The one-man play starring Cillian Murphy opened on Sunday at the trendy St Ann’s Warehouse theatre in Brooklyn, and the New York audience gave it a standing ovation.

It was Murphy’s stage debut in the United States, and a host of famous performers turned out to see it.

Actress Susan Sarandon came to a preview, and the Riverdancestar Jean Butler attended the opening night.

Misterman premiered at the Galway Arts Festival in the summer, where it drew large crowds.

“It was a huge success, the biggest hit we’ve ever had – sell-out shows, 18 sell-out performances,” said Paul Fahy, the artistic director of Galway Arts Festival.

After that, there was a worldwide interest in the play.

St Ann’s Warehouse has staged three of Enda Walsh’s other dramas and it was a natural venue for Mistermanin New York, which is co-produced by Galway Arts Festival and Landmark productions and sponsored by Imagine Ireland and St Ann’s Warehouse.

The role draws fully on Murphy’s talents. He plays a range of different characters, as well as the central figure of the loner Thomas.
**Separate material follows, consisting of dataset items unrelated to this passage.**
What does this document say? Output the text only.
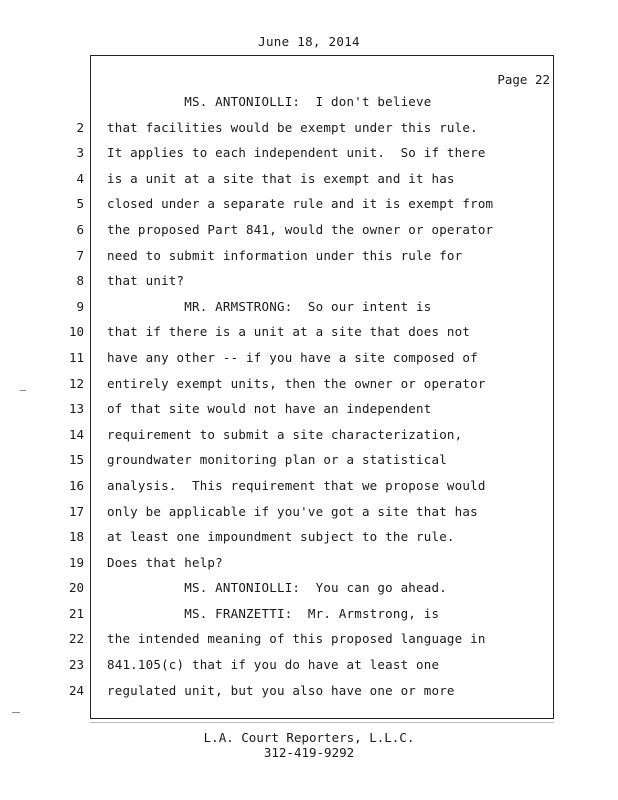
June 18, 2014
Page 22
2
3
4
5
6
7
8
9
10
11
12
13
14
15
16
17
18
19
20
21
22
23
24
MS. ANTONIOLLI:  I don't believe
that facilities would be exempt under this rule.
It applies to each independent unit.  So if there
is a unit at a site that is exempt and it has
closed under a separate rule and it is exempt from
the proposed Part 841, would the owner or operator
need to submit information under this rule for
that unit?
MR. ARMSTRONG:  So our intent is
that if there is a unit at a site that does not
have any other -- if you have a site composed of
entirely exempt units, then the owner or operator
of that site would not have an independent
requirement to submit a site characterization,
groundwater monitoring plan or a statistical
analysis.  This requirement that we propose would
only be applicable if you've got a site that has
at least one impoundment subject to the rule.
Does that help?
MS. ANTONIOLLI:  You can go ahead.
MS. FRANZETTI:  Mr. Armstrong, is
the intended meaning of this proposed language in
841.105(c) that if you do have at least one
regulated unit, but you also have one or more
L.A. Court Reporters, L.L.C.
312-419-9292
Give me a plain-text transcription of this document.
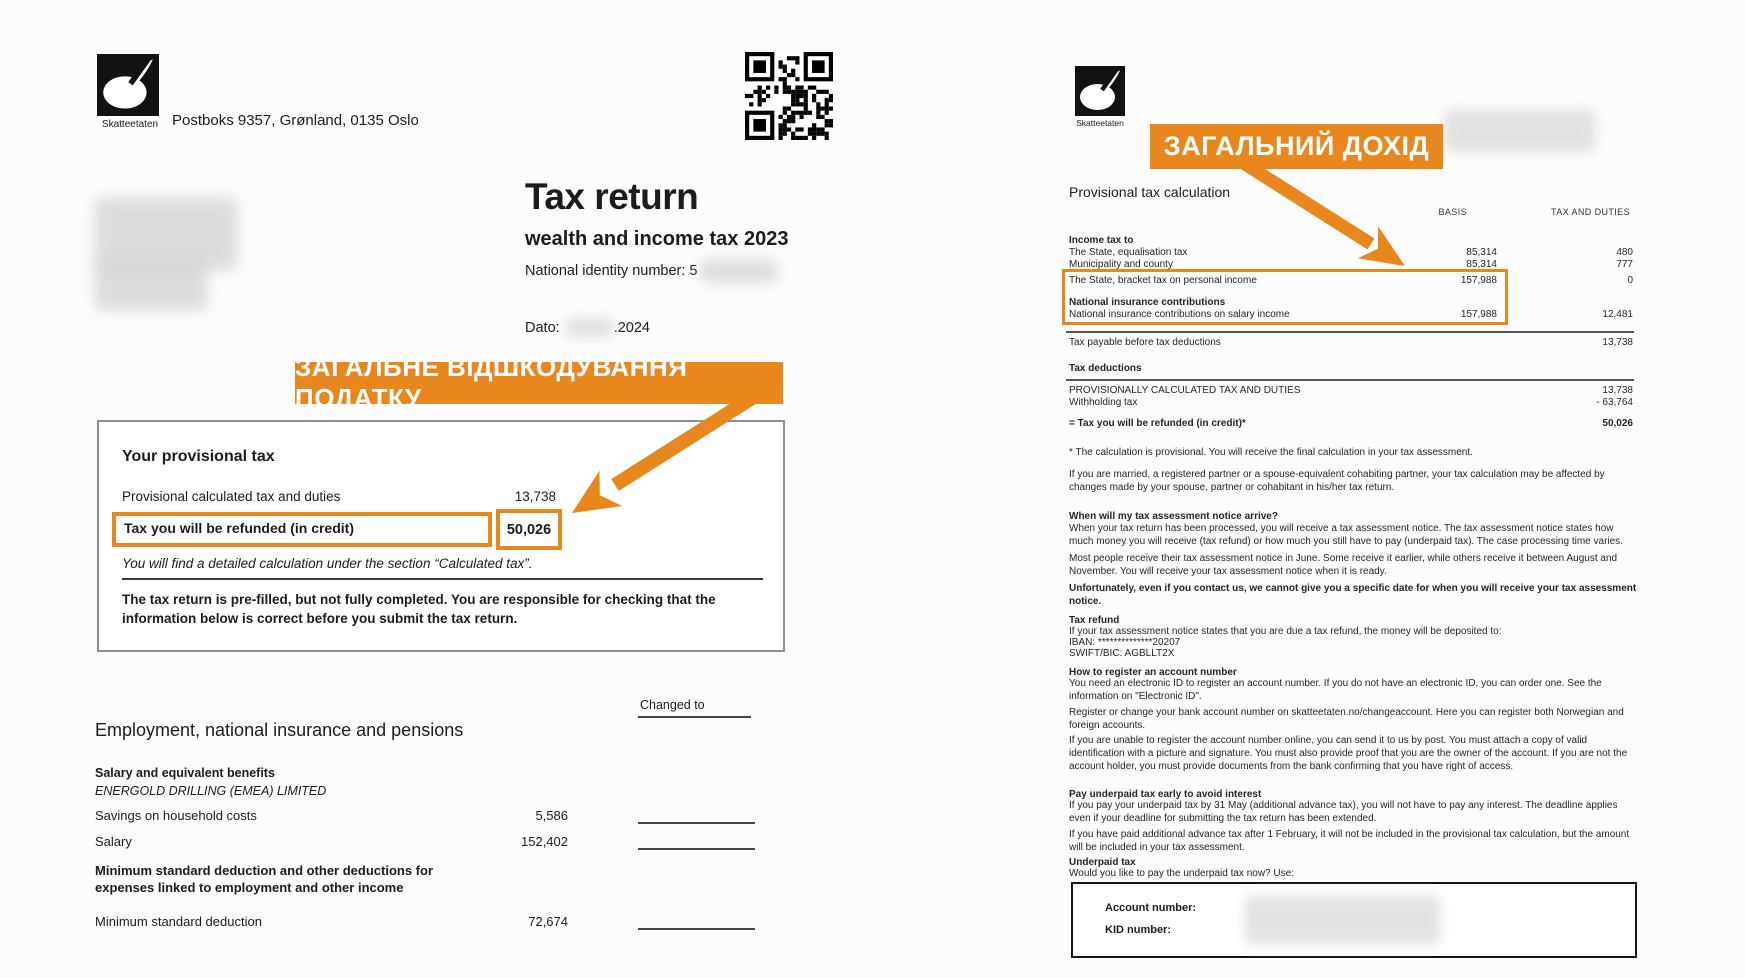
Skatteetaten Postboks 9357, Grønland, 0135 Oslo
Tax return
wealth and income tax 2023
National identity number: 5
Dato:	.2024
ЗАГАЛЬНЕ ВІДШКОДУВАННЯ ПОДАТКУ
Your provisional tax
Provisional calculated tax and duties	13,738
Tax you will be refunded (in credit)	50,026
You will find a detailed calculation under the section “Calculated tax”.
The tax return is pre-filled, but not fully completed. You are responsible for checking that the information below is correct before you submit the tax return.
Changed to
Employment, national insurance and pensions
Salary and equivalent benefits
ENERGOLD DRILLING (EMEA) LIMITED
Savings on household costs	5,586
Salary	152,402
Minimum standard deduction and other deductions for expenses linked to employment and other income
Minimum standard deduction	72,674
Skatteetaten
ЗАГАЛЬНИЙ ДОХІД
Provisional tax calculation
BASIS	TAX AND DUTIES
Income tax to
The State, equalisation tax	85,314	480
Municipality and county	85,314	777
The State, bracket tax on personal income	157,988	0
National insurance contributions
National insurance contributions on salary income	157,988	12,481
Tax payable before tax deductions	13,738
Tax deductions
PROVISIONALLY CALCULATED TAX AND DUTIES	13,738
Withholding tax	- 63,764
= Tax you will be refunded (in credit)*	50,026
* The calculation is provisional. You will receive the final calculation in your tax assessment.
If you are married, a registered partner or a spouse-equivalent cohabiting partner, your tax calculation may be affected by changes made by your spouse, partner or cohabitant in his/her tax return.
When will my tax assessment notice arrive?
When your tax return has been processed, you will receive a tax assessment notice. The tax assessment notice states how much money you will receive (tax refund) or how much you still have to pay (underpaid tax). The case processing time varies.
Most people receive their tax assessment notice in June. Some receive it earlier, while others receive it between August and November. You will receive your tax assessment notice when it is ready.
Unfortunately, even if you contact us, we cannot give you a specific date for when you will receive your tax assessment notice.
Tax refund
If your tax assessment notice states that you are due a tax refund, the money will be deposited to:
IBAN: **************20207
SWIFT/BIC: AGBLLT2X
How to register an account number
You need an electronic ID to register an account number. If you do not have an electronic ID, you can order one. See the information on "Electronic ID".
Register or change your bank account number on skatteetaten.no/changeaccount. Here you can register both Norwegian and foreign accounts.
If you are unable to register the account number online, you can send it to us by post. You must attach a copy of valid identification with a picture and signature. You must also provide proof that you are the owner of the account. If you are not the account holder, you must provide documents from the bank confirming that you have right of access.
Pay underpaid tax early to avoid interest
If you pay your underpaid tax by 31 May (additional advance tax), you will not have to pay any interest. The deadline applies even if your deadline for submitting the tax return has been extended.
If you have paid additional advance tax after 1 February, it will not be included in the provisional tax calculation, but the amount will be included in your tax assessment.
Underpaid tax
Would you like to pay the underpaid tax now? Use:
Account number:
KID number:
“Mesmerising” was the most common word members of the audience used to convey their sense of the play, although some found it hard to grapple with.

“I was confused, I guess,” said Isaac Miller (21), who studies creative writing and theatre. “But there were moments where I was completely sucked in to Cillian’s acting. So I enjoyed it a lot.”

Enda Walsh said he does not try to make it easy for audiences. “You just go at it. I’ve never made any allowances, ever,” he told The Irish Times.

The language of Misterman is intensely Irish, and at one point Murphy speaks some lines in Irish. Walsh didn’t expect this to trouble New York audiences.

“My work has always been local. And the more parochial you make it the more global it becomes.”

Walsh and Murphy are long-time friends and live close by one another in London. Mistermancame about over cups of tea at the kitchen table of Walsh’s home in Kilburn.

Walsh explained their attitude to drama.

“We have a shared sense of humour and also we have a shared abandon. We figure, we’re only around for a little bit so we might as well try and do something that surprises us and that we don’t understand, and be brave with the work.”

To Eleanor Alper, a Brooklyn local, the themes of Misterman were as universal as they were Irish.

“It’s a brilliant play,” she said. “The play – no matter what you’ve experienced – gets to you.”